Dermal mesenchymal stem cells (DMSCs) are progenitor cells with the capacity of self-renewal, multilineage differentiation, and immunomodulation, which were reported to induce the proliferation of keratinocytes, however the regulation on keratinocytes apoptosis was unknown. In this study, we isolated DMSCs from normal skin and co-cultured with keratinocytes, and then detected apoptosis of keratinocytes by flow cytometry and expression of apoptosis associated proteins by western blot. The mRNA expression profile of normal DMSCs was investigated by RNA sequencing. The results of our study presented that the DMSCs promoted HaCaT cells apoptosis both in early apoptotic state (13.8 vs. 2.9, p < 0.05) and late apoptotic state (4.2 vs. 0.7, p < 0.05). The expression of apoptosis associated proteins caspase-3 (3.51 vs. 1.99, p < 0.05) and lymphoid enhancer-binding factor 1 (3.10 vs. 0.83, p < 0.05) were upregulated. However, the cell cycle protein cyclin E1 was similar (9.38 vs. 9.05, p > 0.05). Moreover, 33 genes with the function of induced cell apoptosis were highly expressed in DMSCs, including insulin-like growth factor-binding protein 4 (2828.13), IGFBP7 (1805.69), cathepsin D (1694.34), cathepsin B (CTSB, 1641.40) and dickkopf WNT signaling pathway inhibitor 1 (DKK1, 384.79). This study suggested DMSCs induce the apoptosis of keratinocytes through non-G1/S phase blockade via highly expression of apoptosis inducer.

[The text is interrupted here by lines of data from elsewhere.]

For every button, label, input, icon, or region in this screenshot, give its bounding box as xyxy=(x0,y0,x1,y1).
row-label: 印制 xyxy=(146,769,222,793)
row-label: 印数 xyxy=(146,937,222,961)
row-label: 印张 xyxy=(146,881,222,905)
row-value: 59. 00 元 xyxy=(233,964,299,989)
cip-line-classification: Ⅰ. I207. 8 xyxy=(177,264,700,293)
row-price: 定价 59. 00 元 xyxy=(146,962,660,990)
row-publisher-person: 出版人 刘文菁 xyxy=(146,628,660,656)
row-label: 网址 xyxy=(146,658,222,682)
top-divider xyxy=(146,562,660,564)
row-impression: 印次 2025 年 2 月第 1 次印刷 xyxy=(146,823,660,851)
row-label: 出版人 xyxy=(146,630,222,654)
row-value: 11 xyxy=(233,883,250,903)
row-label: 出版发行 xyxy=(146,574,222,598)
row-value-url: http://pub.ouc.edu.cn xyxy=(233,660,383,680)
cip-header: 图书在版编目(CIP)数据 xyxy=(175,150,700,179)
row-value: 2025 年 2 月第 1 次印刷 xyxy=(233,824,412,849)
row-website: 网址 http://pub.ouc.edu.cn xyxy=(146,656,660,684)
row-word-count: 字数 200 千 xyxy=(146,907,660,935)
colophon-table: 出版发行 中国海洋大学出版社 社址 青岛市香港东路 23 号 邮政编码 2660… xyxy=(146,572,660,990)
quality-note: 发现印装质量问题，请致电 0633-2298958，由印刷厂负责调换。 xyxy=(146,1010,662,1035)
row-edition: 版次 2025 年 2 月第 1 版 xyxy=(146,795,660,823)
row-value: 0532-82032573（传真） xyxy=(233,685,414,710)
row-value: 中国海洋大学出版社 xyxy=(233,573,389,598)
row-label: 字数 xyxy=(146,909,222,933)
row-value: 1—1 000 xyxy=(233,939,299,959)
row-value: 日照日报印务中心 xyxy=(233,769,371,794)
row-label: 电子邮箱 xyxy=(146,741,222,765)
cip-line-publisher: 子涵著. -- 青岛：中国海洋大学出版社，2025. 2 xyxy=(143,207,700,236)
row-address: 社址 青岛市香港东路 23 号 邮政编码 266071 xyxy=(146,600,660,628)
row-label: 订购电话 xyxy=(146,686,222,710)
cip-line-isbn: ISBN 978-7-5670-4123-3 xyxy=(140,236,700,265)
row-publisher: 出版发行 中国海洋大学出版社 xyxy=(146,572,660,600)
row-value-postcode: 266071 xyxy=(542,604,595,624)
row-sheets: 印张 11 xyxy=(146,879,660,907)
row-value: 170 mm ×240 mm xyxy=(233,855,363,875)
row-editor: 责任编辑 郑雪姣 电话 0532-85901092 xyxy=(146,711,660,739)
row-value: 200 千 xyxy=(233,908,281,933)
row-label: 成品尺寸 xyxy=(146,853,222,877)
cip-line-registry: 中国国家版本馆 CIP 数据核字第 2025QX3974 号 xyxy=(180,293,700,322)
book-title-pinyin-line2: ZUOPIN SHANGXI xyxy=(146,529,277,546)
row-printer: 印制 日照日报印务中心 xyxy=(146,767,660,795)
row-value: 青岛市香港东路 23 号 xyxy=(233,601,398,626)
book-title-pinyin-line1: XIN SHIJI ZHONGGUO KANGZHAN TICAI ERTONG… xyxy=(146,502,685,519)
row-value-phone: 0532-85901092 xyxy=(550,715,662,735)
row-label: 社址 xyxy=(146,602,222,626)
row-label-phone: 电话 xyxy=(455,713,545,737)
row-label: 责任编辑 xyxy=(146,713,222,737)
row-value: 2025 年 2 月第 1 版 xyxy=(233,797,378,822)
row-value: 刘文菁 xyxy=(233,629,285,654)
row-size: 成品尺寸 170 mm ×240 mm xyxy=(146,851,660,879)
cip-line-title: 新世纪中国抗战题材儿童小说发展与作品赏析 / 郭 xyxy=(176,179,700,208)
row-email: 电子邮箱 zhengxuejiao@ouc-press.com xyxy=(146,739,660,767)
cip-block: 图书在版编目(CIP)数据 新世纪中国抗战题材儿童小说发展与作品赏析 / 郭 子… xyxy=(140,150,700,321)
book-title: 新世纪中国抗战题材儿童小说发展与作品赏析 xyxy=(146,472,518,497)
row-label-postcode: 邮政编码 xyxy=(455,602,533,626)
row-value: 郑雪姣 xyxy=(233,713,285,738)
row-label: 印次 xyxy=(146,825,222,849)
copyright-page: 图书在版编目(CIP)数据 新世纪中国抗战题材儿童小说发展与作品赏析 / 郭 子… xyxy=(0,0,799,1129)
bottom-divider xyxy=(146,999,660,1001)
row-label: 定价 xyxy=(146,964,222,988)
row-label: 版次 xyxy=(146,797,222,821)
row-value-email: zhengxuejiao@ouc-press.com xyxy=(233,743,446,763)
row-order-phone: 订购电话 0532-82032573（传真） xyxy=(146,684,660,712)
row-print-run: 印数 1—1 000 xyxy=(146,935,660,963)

真皮间充质干细胞（DMSCs）是具有自我更新、多向分化和免疫调节能力的祖细胞，据报道可诱导角质形成细胞的增殖，但对角质形成细胞凋亡的调节作用尚不清楚。在本研究中，我们从正常皮肤中分离出 DMSCs 并与角质形成细胞共培养，然后通过流式细胞术检测角质形成细胞的凋亡，并通过蛋白质印迹法检测凋亡相关蛋白的表达。通过RNA测序研究正常DMSCs的mRNA表达谱。我们的研究结果表明，DMSCs 在早期凋亡状态（13.8 对 2.9，p  < 0.05）和晚期凋亡状态（4.2 对 0.7，p < 0.05)。凋亡相关蛋白 caspase-3 (3.51 vs. 1.99, p  < 0.05) 和淋巴增强子结合因子 1 (3.10 vs. 0.83, p  < 0.05) 的表达上调。然而，细胞周期蛋白细胞周期蛋白 E1 是相似的（9.38 对 9.05，p  > 0.05）。此外，33个具有诱导细胞凋亡功能的基因在DMSCs中高表达，包括胰岛素样生长因子结合蛋白4（2828.13）、IGFBP7（1805.69）、组织蛋白酶D（1694.34）、组织蛋白酶B（CTSB，1641.40）和dickkopf WNT 信号通路抑制剂 1 (DKK1, 384.79)。该研究表明，DMSCs 通过高表达凋亡诱导剂，通过非 G1/S 期阻断诱导角质形成细胞凋亡。